Pita will never get enough support from the Senate to be PM, senator says

Pita will never get enough support from the Senate to be PM, senator says

A senator who has been publicly disparaging of the Move Forward Party is now saying that party leader Pita Limjaroenrat will never get enough support from the Senate to become Thailand’s next prime minister.

Senator Kittisak Ratanawaha, deputy chairman of the Senate committee on political development and public inclusion, made the comment after accompanying Seree Suwanpanont, chairman of the same Senate panel, to the Election Commission (EC) to demand that the commission seek a ruling from the .Constitutional Court about whether Pita should be disqualified from the May 14 election for allegedly holding shares in ITV Plc.

Kittisak expressed confidence that fewer than five senators would vote in support of Pita as Thailand’s 30th prime minister when the House and Senate elect the next prime minister at a joint session expected in the middle of next month.

“I believe most senators will decide to switch off by abstaining,” Kittisak said, mocking the term “switching off” which Move Forward frequently adopted in its election campaign.

During the election campaigns, Move Forward called for overwhelming public support so that it would not have to depend on votes from 250 senators so that its candidate for prime minister, Pita, can be elected to the post by MPs.

The party urged voters to help it “switch off” the Senate.

The Move Forward-led eight-party coalition now commands 312 MPs so it would need up to 64 votes from senators and MPs from other parties to meet the required 376 votes for Pita to be elected prime minister.

Three weeks ago, some Move Forward core members said the party about 40 senators would vote for Pita. The Move Forward leader said recently that he had enough support to be elected PM.

Pita will never get enough support from the Senate to be PM, senator says “Senators have their individual right to vote anyway they want,” Kittisak said.

Asked whether he was confident that Pita would definitely fail to win the PM election, Kittisak replied that he expected more than one PM candidate would be nominated for the top executive post.

“By the law, a party with more than 25 MPs can nominate a PM candidate,” Kittisak said.

He added that after Pita fails his bid for the PM’s post, senators would support the PM candidate from the second-largest party.

Pheu Thai is the second largest party with 141 MPs, ten fewer than Move Forward.

Asked whether he saw the Pheu Thai would have a chance to become the coalition leader if the Move Forward fails its bid, Kittisak replied: “If not, you’ll say senators reject everything.

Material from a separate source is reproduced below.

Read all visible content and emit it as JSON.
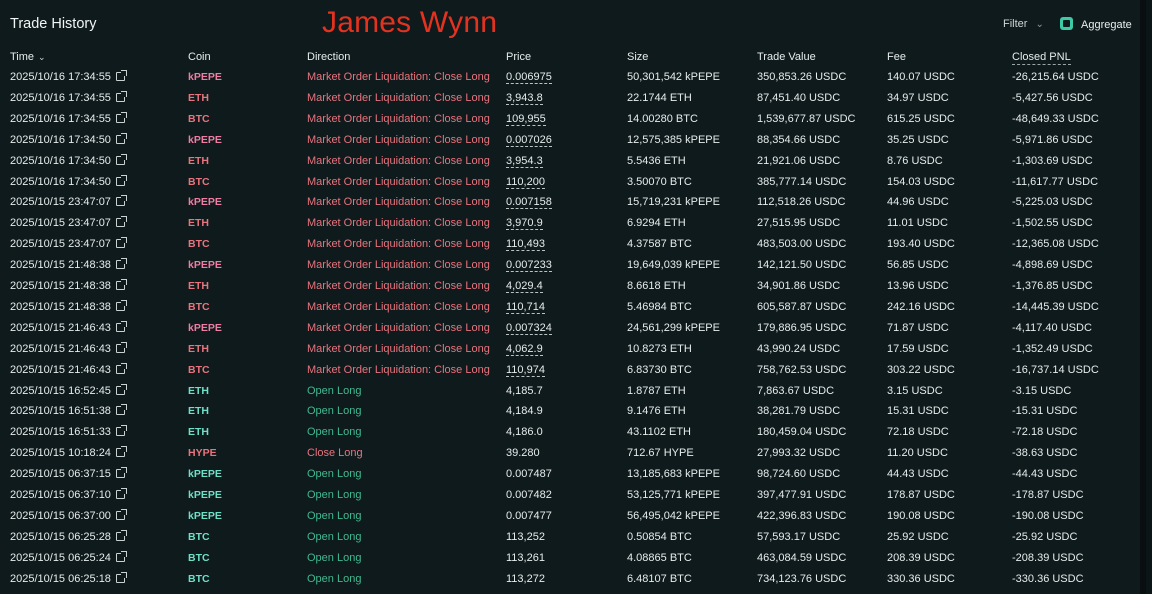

We see that the nation must move on. I’ll repeat it that the country must be able to move on. If Pita fails to win, the second-largest party must advance and we want the country to move forward.”

Asked whether he was confident that Pheu Thai would become the next coalition leader, Kittisak replied: “I can’t put it clearly for now because senators will not interfere in the coalition formation. But I can say that more than one party will seek the PM post.”

When asked whether senators feared protests by Move Forward’s supporters if Pita fails to win the post of prime minister, Kittisak said under the current situation, political violence could happen no matter which party wins the post.

Asked how senators would explain to voters the rationale for the largest party failing to be a leader of the governing coalition, Kittisak said it would not be the first time that the second-largest party led the government.

He said after the 2019 election, the Palang Pracharath Party, which was the second largest, became the leader of the governing coalition while the largest party, Pheu Thai, was relegated to the opposition.

He said senators would not vote for a minority government and would vote only for the party that managed to muster a majority in the House.

As a result, he said Palang Pracharath leader General Prawit Wongsuwan would not receive senators’ votes if his party failed to win majority support in the House first.